MESSINA: BANCAROTTE CLINICA ‘S. RITA’, ASSOLTO GIOVANNI PIZZO

28 Maggio 2020 Inchieste/Giudiziaria

Assolto. Nonostante una richiesta di condanna della Procura. Si è concluso così ieri pomeriggio davanti ai giudici della seconda sezione penale (Presidente Fabio Pagana e dai giudici Claudia Misale e Maria Grazia Mandanici) il processo a carico dell'ex assessore regionale ai Trasporti Giovanni Pizzo per la vicenda relativa alla bancarotta fraudolenta della società Ati Hospital s.r.l. "Santa Rita".

Per Pizzo i giudici hanno deciso la formula 'perchè il fatto non sussiste', nonostante il pm Roberto Conte avesse richiesto una condanna a 3 anni e 4 mesi di reclusione, e uno dei difensori delle parti civili, i lavoratori dell'ex casa di cura S. Rita, il prof. Carlo Mazzù, avesse sollecitato 'una condanna esemplare'. Pizzo all'epoca con la sua società gestiva la casa di cura Santa Rita, ma nel 2011 l'Asp di Messina sospese l'attività del centro per alcune criticità riscontrate sotto il profilo igienico sanitario, organizzativo e assistenziale. In seguito, l'anno successivo, si registrò anche il fallimento della società, che aveva una esposizione debitoria per alcuni milioni.

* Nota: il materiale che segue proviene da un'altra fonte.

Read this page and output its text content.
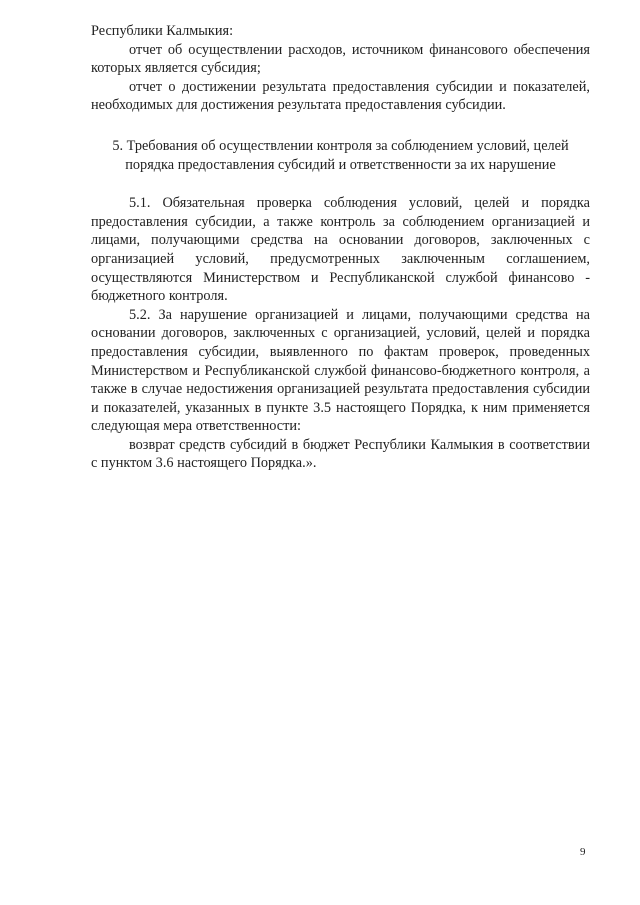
Республики Калмыкия:

отчет об осуществлении расходов, источником финансового обеспечения которых является субсидия;

отчет о достижении результата предоставления субсидии и показателей, необходимых для достижения результата предоставления субсидии.

5. Требования об осуществлении контроля за соблюдением условий, целей порядка предоставления субсидий и ответственности за их нарушение

5.1. Обязательная проверка соблюдения условий, целей и порядка предоставления субсидии, а также контроль за соблюдением организацией и лицами, получающими средства на основании договоров, заключенных с организацией условий, предусмотренных заключенным соглашением, осуществляются Министерством и Республиканской службой финансово - бюджетного контроля.

5.2. За нарушение организацией и лицами, получающими средства на основании договоров, заключенных с организацией, условий, целей и порядка предоставления субсидии, выявленного по фактам проверок, проведенных Министерством и Республиканской службой финансово-бюджетного контроля, а также в случае недостижения организацией результата предоставления субсидии и показателей, указанных в пункте 3.5 настоящего Порядка, к ним применяется следующая мера ответственности:

возврат средств субсидий в бюджет Республики Калмыкия в соответствии с пунктом 3.6 настоящего Порядка.».

9
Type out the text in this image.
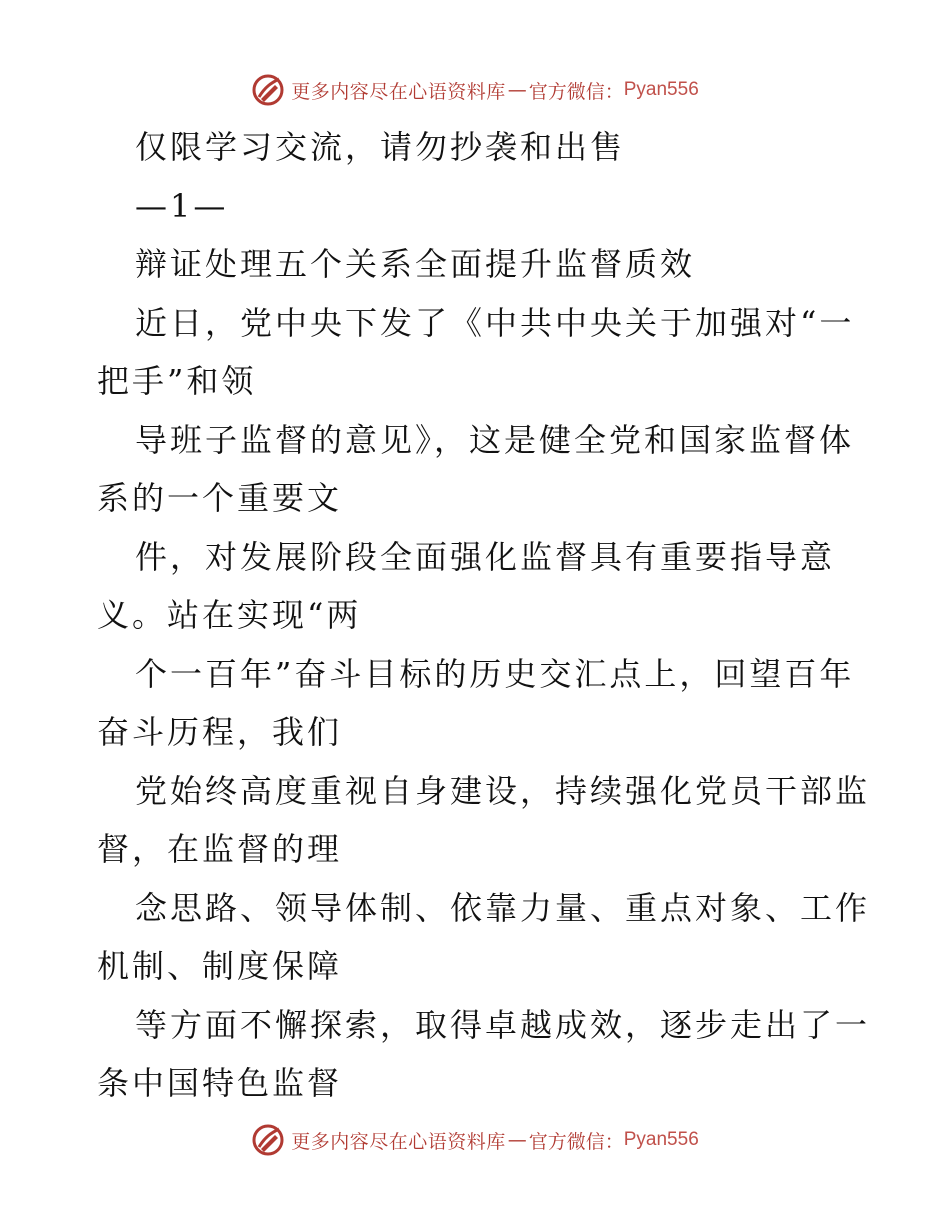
更多内容尽在心语资料库 — 官方微信： Pyan556
仅限学习交流，请勿抄袭和出售
—1—
辩证处理五个关系全面提升监督质效
近日，党中央下发了《中共中央关于加强对“一
把手”和领
导班子监督的意见》，这是健全党和国家监督体
系的一个重要文
件，对发展阶段全面强化监督具有重要指导意
义。站在实现“两
个一百年”奋斗目标的历史交汇点上，回望百年
奋斗历程，我们
党始终高度重视自身建设，持续强化党员干部监
督，在监督的理
念思路、领导体制、依靠力量、重点对象、工作
机制、制度保障
等方面不懈探索，取得卓越成效，逐步走出了一
条中国特色监督
更多内容尽在心语资料库 — 官方微信： Pyan556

E ieri, a conclusione del dibattimento di primo grado, uno dei difensori dell'ex assessore, l'avvocato Salvatore D. Giannone, dopo avere ricostruito le vicende che avevano condotto al fallimento, ha sostenuto che "il processo è nato da una patente ingiustizia per come provato nel dibattimento, e che non sussistono sia l'elemento oggettivo sia soggettivo della bancarotta contestata". La difesa era rappresentata oltre che dall'avvocato Giannone anche dal collega Carmelo Scillia.

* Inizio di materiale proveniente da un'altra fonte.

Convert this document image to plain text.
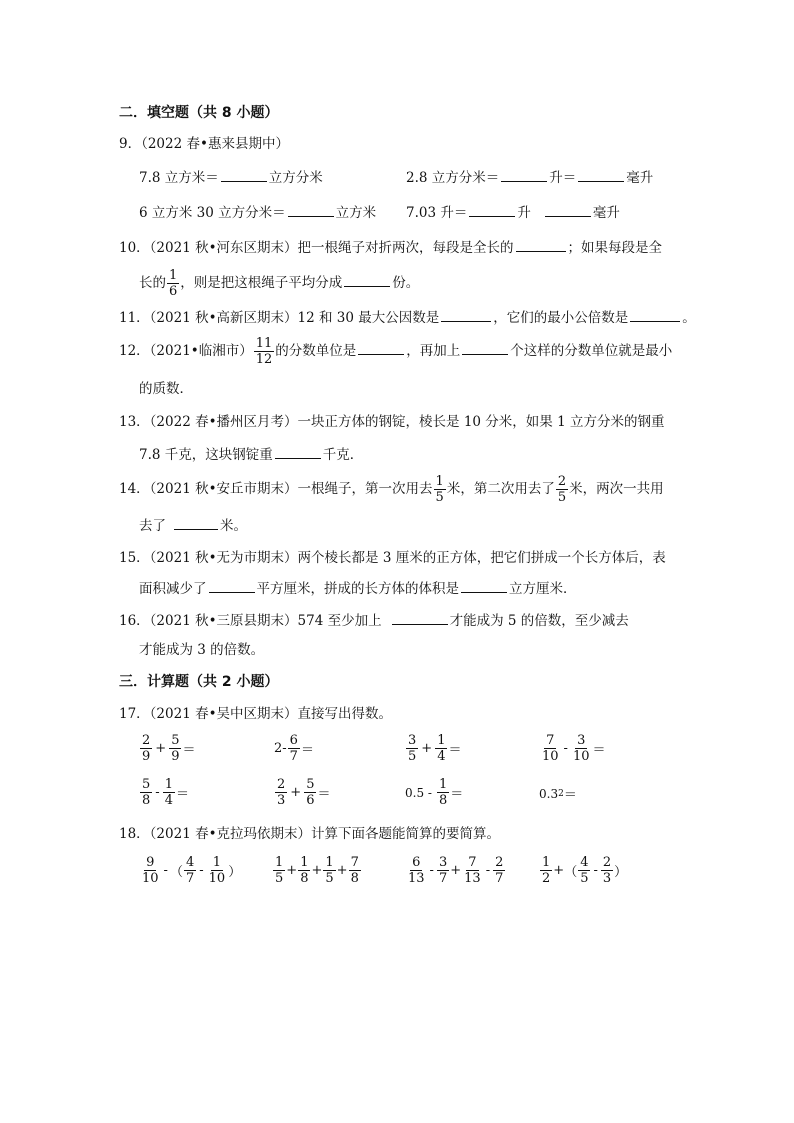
二．填空题（共 8 小题）
9．（2022 春•惠来县期中）
7.8 立方米＝	立方分米	2.8 立方分米＝	升＝	毫升
6 立方米 30 立方分米＝	立方米 7.03 升＝	升	毫升
10．（2021 秋•河东区期末）把一根绳子对折两次，每段是全长的	；如果每段是全
长的 $\frac{1}{6}$ ，则是把这根绳子平均分成	份。
11．（2021 秋•高新区期末）12 和 30 最大公因数是	，它们的最小公倍数是	。
12．（2021•临湘市） $\frac{11}{12}$ 的分数单位是	，再加上	个这样的分数单位就是最小
的质数．
13．（2022 春•播州区月考）一块正方体的钢锭，棱长是 10 分米，如果 1 立方分米的钢重
7.8 千克，这块钢锭重	千克．
14．（2021 秋•安丘市期末）一根绳子，第一次用去 $\frac{1}{5}$ 米，第二次用去了 $\frac{2}{5}$ 米，两次一共用
去了	米。
15．（2021 秋•无为市期末）两个棱长都是 3 厘米的正方体，把它们拼成一个长方体后，表
面积减少了	平方厘米，拼成的长方体的体积是	立方厘米．
16．（2021 秋•三原县期末）574 至少加上	才能成为 5 的倍数，至少减去
才能成为 3 的倍数。
三．计算题（共 2 小题）
17．（2021 春•吴中区期末）直接写出得数。
$\frac{2}{9} + \frac{5}{9}$ ＝	$2- \frac{6}{7}$ ＝	$\frac{3}{5} + \frac{1}{4}$ ＝	$\frac{7}{10} - \frac{3}{10}$ ＝
$\frac{5}{8} - \frac{1}{4}$ ＝	$\frac{2}{3} + \frac{5}{6}$ ＝	$0.5 - \frac{1}{8}$ ＝	0.3 2 ＝
18．（2021 春•克拉玛依期末）计算下面各题能简算的要简算。
$\frac{9}{10}$ - （ $\frac{4}{7} - \frac{1}{10}$ ） $\frac{1}{5} + \frac{1}{8} + \frac{1}{5} + \frac{7}{8}$	$\frac{6}{13} - \frac{3}{7} + \frac{7}{13} - \frac{2}{7}$	$\frac{1}{2}$ + （ $\frac{4}{5} - \frac{2}{3}$ ）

All'epoca anche i sindacati avevano cercato di risolvere la situazione di lavoratori, che erano rimasti senza ammortizzatori sociali, e avevano anche denunciato la gestione di Pizzo.

Secondo quanto emerse dai capi d'imputazione e dall'indagine del Nucleo di Polizia tributaria della Guardia di Finanza, l'ex assessore che compariva formalmente come titolare dell'avi Hospital s.r.l. avrebbe tra l'altro occultato nell'esercizio finanziario del 2008 'maggiori perdite' per oltre due milioni di euro e poi non avrebbe operato 'le dovute rettifiche sui ricavi della società per pari importo'. Ma ieri le accuse a suo carico sono cadute.

Nel procedimento era parte offesa la curatela del fallimento della società Ati Hospital s.r.l., che era rappresentata dall'avvocato Carmelo Pirrotta, il quale a suo tempo presentò anche una denuncia-querela sulla vicenda.